Meestal kon hij in zijn eenvoudige behoeften voorzien door het maken van foto’s van wezenloos kijkende beroemdheden en die aan kranten en tijdschriften te verkopen. Maar hij was zo bezeten geweest van Elise en het toneelstuk dat hij voor haar aan het schrijven was, dat hij niet aan geld had gedacht tot de rekening van de huur kwam. En meneer Paley, de huisbaas, die graag huurders eruit zette om weer meer huur te kunnen vragen aan de volgende, had nooit veel geduld.

Dit werk was goed. Werkelijk waar. Hij wist het. Sinds hij klaar was met zijn opleiding had hij drie toneelstukken geschreven, maar dat was commerciële troep geweest. Of zo commercieel mogelijk.

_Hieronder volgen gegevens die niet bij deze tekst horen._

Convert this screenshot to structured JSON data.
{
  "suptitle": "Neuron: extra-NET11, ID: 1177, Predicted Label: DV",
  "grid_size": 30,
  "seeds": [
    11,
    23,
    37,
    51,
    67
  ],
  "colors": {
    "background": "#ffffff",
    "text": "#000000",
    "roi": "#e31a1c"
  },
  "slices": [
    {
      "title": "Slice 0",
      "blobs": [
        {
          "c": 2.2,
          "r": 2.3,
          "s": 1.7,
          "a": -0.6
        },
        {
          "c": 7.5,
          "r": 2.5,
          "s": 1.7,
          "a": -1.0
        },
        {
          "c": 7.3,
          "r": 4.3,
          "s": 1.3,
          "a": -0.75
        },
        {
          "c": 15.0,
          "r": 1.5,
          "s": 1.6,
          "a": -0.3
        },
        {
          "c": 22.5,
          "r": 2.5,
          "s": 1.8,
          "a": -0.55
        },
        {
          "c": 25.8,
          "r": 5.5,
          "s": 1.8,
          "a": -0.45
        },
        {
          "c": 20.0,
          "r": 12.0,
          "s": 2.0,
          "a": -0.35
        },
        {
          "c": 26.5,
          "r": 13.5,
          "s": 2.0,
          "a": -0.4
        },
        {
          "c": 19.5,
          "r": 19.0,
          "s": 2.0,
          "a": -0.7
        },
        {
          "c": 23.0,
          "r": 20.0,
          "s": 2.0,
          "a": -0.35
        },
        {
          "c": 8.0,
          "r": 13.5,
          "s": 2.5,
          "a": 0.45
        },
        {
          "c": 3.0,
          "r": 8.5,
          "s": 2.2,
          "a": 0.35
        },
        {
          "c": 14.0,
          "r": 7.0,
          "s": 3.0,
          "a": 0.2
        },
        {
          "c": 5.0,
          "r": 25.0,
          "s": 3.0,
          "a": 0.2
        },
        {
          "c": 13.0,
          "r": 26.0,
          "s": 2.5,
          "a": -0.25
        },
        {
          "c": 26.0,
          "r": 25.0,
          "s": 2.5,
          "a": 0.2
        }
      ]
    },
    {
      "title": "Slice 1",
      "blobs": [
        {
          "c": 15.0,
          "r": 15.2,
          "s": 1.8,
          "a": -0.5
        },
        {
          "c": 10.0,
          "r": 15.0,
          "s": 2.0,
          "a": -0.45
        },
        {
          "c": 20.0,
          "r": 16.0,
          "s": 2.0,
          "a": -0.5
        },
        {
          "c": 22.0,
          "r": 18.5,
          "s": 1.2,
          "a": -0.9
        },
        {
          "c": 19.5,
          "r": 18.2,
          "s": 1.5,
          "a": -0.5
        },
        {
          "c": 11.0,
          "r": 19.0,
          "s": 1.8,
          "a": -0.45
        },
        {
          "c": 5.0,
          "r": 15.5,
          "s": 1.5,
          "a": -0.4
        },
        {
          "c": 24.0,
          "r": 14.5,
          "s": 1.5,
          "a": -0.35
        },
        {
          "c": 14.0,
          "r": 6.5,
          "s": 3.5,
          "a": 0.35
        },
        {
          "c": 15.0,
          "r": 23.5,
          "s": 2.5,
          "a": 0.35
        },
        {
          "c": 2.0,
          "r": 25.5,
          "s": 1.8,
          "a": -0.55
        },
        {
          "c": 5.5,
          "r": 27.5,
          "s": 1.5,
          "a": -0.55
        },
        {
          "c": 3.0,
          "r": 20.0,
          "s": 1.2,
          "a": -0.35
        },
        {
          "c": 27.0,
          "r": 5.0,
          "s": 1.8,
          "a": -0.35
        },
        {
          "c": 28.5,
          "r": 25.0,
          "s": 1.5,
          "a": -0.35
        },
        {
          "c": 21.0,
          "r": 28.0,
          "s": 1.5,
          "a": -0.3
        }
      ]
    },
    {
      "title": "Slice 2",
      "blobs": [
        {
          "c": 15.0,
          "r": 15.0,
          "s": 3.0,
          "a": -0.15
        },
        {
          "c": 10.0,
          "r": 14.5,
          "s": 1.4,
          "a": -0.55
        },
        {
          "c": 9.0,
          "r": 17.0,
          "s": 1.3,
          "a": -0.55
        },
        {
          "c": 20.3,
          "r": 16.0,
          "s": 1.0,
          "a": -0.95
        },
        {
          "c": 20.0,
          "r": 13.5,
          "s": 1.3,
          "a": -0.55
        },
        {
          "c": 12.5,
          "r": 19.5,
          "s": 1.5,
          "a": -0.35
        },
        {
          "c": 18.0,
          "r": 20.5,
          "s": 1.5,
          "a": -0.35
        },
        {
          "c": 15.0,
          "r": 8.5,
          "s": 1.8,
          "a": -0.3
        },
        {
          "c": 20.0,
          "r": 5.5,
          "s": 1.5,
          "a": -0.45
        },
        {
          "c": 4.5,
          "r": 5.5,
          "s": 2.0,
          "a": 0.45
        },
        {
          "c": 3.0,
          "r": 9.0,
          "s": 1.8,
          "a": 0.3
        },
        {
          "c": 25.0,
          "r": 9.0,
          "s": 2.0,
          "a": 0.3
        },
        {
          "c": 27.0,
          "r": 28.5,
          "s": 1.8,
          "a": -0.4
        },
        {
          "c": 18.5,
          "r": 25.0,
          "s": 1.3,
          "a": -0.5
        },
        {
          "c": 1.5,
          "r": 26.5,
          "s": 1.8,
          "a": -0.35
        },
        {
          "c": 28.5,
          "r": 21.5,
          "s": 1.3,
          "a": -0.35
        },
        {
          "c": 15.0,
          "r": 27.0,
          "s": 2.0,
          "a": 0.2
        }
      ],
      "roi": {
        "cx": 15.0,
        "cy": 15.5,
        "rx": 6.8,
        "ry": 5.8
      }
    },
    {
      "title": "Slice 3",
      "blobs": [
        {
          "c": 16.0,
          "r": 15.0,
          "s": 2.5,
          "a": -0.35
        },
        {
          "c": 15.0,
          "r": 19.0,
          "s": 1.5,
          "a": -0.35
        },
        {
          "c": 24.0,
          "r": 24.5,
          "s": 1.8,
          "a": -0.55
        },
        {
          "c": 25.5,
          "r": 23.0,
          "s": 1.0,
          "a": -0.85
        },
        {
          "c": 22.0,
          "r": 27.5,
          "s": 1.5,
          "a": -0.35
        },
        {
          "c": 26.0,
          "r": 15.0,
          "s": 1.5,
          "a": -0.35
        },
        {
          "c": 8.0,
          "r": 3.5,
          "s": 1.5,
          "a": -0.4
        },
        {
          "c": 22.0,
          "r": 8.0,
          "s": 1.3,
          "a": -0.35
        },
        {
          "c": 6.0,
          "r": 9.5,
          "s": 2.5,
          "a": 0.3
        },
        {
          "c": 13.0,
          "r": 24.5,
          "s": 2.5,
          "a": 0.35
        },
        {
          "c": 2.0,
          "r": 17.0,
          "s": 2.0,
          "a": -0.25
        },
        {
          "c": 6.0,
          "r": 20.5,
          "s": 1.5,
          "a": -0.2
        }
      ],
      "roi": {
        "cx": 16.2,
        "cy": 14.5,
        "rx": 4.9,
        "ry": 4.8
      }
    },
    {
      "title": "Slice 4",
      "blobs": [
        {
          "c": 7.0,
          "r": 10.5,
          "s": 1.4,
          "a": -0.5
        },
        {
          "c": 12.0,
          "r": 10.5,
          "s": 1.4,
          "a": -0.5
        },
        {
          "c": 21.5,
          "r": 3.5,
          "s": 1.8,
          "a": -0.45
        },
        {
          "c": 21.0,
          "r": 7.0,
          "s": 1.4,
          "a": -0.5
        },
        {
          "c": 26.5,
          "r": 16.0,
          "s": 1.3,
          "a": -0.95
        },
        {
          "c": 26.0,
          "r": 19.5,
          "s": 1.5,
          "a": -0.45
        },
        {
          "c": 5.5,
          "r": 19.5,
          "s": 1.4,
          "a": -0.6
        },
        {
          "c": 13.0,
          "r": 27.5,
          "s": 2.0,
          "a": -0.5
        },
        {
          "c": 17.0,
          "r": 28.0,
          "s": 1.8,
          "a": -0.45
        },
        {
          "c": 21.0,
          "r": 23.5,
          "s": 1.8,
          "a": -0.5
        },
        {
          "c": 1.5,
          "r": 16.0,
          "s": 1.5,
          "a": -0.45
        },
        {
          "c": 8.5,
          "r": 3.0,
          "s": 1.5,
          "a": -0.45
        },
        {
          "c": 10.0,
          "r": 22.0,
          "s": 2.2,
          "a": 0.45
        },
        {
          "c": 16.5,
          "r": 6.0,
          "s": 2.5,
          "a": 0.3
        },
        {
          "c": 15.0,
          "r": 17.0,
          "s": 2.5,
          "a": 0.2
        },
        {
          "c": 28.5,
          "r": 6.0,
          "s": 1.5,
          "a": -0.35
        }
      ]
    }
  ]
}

Maar niet commercieel genoeg, beste Larry, zei hij tegen zichzelf. Niemand had gebeten. Hij had niet eens een agent. Wat doe je als je uitverkoop hebt gehouden en niemand wil kopen? Je gaat terug naar de kunst. Terwijl hij zijn lange, magere lichaam afdroogde, schudde hij zijn hoofd, waarbij water druppelde op het gescheurde linoleum. La Bohème. Het toevluchtsoord voor mislukkelingen.

Hij liep naar de kleine ruimte waar hij sliep op een eenpersoons bed, stak zijn hand uit naar de bundel kleren die aan een opgehangen bezemsteel hing die hij lachend zijn kast noemde en pakte zijn oude, heel oude, standaard nette pak. Net zoals hij zijn appartement de laatste tijd door de bril van de armoede bekeek, zag hij nu zijn blazer en grijze broek zoals ze werkelijk waren: versleten, glimmend en gerafeld. Dit is geen manier van leven, dacht hij voor de honderdste keer sinds zijn ontmoeting met Elise.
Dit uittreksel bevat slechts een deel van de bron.